La loi applicable aux parties à partir du moment où l'accord n'a pas été prolongé et les conséquences de leur conduite à la lumière de celle-ci :

  • L'accord n'a pas été prolongé conformément à la clause de prolongation énoncée dans l'accord. Les arguments des parties indiquent qu'elles ont continué à travailler ensemble dans une certaine mesure de manière similaire à leur routine de travail précédente, pendant environ trois années supplémentaires.  Cependant, en l'absence d'audience de preuves à la lumière des accords des parties, il n'a pas été prouvé quels détails de l'engagement précédent avaient été adoptés par elles et lesquels ne l'avaient pas été.
  • Quant à la clause de non-concurrence, la question était au cœur de la principale affaire qui s'est terminée devant le tribunal de district.

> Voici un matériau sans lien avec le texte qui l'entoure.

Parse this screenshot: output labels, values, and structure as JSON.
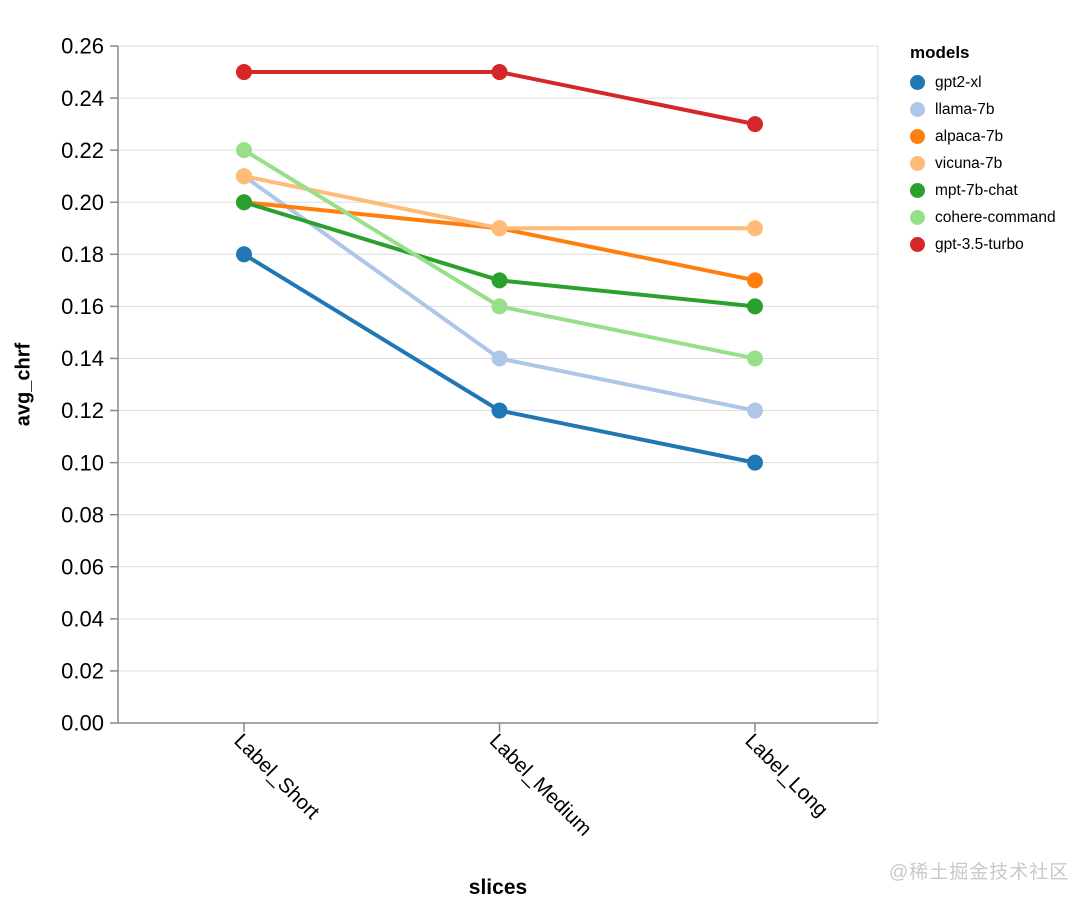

Cependant, dans notre affaire, il semble que la question reste uniquement théorique, puisque l'appelant a noté qu'il n'est pas conscient que le défendeur a effectivement vendu les produits du troisième œil ni qu'il a utilisé la liste des clients.  Il a été précisé que la revendication de rupture dans ce contexte découlait d'une volonté de violer l'accord, mais il n'est pas contesté qu'il n'a pas été prouvé que la volonté alléguée de rompre a été formée avant que l'appelant n'annonce la résiliation de l'engagement.  Par conséquent, ce qui précède n'a aucune incidence sur le cadre procédural.  En parénétique, il n'a pas non plus été prouvé que, dans le cadre de la poursuite des comportements entre les parties après 2018, la clause de non-concurrence prévue dans l'accord ait été revalidée (par conduite ou autre) (lorsqu'elle n'a pas été prolongée conformément à la clause de prolongation).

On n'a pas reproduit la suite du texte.